The goal of the space debris cleanup mission appears to be in smithereens.
A remaining rocket adapter, expected to be removed from low Earth orbit in 2026, has new space junk floating nearby. It’s probably a side effect of crashing into something small flying in space. The problem was spotted by the US Space Force’s 18th Aerospace Defense Squadron, which monitors satellite movements.
This is an unexpected occurrence for the European Space Agency’s ClearSpace-1 mission, a test mission scheduled to remove this transducer in 2026. The transducer is a cone-shaped remnant, about 250 lb (113 kg) in mass, from the 2013 Vega launch that sent a small fleet of satellites into orbit. Space tracking systems have found new objects near the transformer, which were reported to the European Space Agency on August 10. The agency said the objects were likely space debris from a “high-velocity impact of a small, untracked object” that impacted the payload transformer. We may never know if the object that crashed was natural or man-made, since it didn’t show up in the tracking systems.

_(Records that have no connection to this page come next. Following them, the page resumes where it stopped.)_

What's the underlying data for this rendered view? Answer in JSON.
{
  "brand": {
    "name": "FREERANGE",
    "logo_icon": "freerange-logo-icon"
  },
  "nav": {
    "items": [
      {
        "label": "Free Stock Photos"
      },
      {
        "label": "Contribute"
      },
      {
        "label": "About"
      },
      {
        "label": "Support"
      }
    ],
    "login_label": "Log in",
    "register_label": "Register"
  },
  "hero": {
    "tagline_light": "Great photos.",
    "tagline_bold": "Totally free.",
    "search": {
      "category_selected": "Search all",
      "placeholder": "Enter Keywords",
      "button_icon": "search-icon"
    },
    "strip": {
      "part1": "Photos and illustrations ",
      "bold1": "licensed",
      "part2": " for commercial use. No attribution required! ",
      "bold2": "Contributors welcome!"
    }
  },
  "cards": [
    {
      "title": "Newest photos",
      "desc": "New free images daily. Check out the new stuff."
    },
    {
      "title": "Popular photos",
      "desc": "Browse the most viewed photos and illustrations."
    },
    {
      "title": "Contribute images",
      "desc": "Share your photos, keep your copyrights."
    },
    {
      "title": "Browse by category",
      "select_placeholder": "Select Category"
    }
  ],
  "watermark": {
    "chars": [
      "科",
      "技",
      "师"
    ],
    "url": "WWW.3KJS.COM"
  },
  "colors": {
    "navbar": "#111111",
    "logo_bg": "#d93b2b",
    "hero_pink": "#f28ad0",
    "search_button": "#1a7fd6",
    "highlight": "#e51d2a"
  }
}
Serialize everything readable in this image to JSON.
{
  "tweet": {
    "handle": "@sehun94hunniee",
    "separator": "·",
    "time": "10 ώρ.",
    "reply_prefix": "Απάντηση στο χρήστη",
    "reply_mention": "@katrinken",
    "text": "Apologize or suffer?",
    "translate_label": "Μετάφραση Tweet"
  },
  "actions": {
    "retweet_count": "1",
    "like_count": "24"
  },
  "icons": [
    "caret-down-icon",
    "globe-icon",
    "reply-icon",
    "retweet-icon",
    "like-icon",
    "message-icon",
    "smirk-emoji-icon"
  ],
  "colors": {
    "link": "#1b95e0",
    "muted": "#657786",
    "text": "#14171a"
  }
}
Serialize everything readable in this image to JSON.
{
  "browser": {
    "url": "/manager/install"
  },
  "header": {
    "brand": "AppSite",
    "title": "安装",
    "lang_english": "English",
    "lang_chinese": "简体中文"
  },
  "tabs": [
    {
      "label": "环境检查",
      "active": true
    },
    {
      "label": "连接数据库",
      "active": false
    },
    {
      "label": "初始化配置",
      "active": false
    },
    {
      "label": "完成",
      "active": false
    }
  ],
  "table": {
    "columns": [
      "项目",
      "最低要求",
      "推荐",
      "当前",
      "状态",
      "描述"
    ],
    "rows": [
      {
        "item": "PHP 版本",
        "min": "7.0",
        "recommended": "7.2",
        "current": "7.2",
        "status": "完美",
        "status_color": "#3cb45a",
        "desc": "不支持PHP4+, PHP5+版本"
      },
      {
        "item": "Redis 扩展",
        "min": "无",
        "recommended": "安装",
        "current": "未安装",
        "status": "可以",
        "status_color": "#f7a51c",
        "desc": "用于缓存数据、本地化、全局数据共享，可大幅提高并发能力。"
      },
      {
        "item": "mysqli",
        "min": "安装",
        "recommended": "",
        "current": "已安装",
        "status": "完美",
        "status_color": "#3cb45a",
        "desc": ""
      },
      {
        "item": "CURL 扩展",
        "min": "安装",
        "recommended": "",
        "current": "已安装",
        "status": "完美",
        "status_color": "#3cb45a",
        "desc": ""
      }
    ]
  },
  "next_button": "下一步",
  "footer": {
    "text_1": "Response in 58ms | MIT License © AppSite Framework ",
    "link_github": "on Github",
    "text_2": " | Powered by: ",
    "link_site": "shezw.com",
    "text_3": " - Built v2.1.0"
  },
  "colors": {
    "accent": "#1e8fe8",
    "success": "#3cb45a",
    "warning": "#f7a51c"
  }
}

Related: The mission to clean up space junk will be launched in 2026 aboard an Arianespace rocket
“This fragmentation event underscores the importance of the ClearSpace-1 mission,” ESA officials said. Written in a statement Tuesday (22 August). “The most significant threat posed by large space debris objects is that they break up into clouds of smaller objects, each of which could cause massive damage to active satellites.”
Although it appears that only a small portion of the missile’s hardware was lost after the impact, the mission plan assumed that the hardware was completely intact. Now, assessments are underway to determine what happens next, and screening will continue for weeks at least.
The planned ClearSpace-1 mission is to “rendezvous, capture and remove” the transformer using spacecraft from Swiss startup ClearSpace, according to The latest version From Arianespace’s mission partner. Arianespace’s lightweight Vega-C rocket will carry the cleanup spacecraft into orbit as part of the European Space Agency-funded mission.
The plan calls for a Spider-like ClearSpace vehicle with “legs” to encircle it and then propel it back to Earth with a payload transducer, the structure that connects the spacecraft to its launch vehicle.
With ClearSpace-1 slated for release in three years, it’s time to figure out what to do. But the incident creates more uncertainty for an already difficult task. There are not many ground stations that can see over the orbit of the International Space Station; The original payload transformer was only six feet or two meters in diameter and up to 410 miles (660 km) high.
Fortunately, however, follow-up from the US Space Force and other stations in Germany and Poland revealed that “the primary object remains intact and has not undergone any significant changes in its orbit,” the report said. Fortunately, the risk of these new objects colliding with something else is “minimal”.
It will take time to process human space waste. Nearly 70 years of space exploration has left an impressive number of pieces to work through. European Space Agency estimates This Earth orbit contains at least 36,500 debris objects more than 4 inches (10 cm) across. Including the smallest objects that can be tracked, that number jumps to an incredible 330 million objects larger than 0.04 inch (1 millimeter).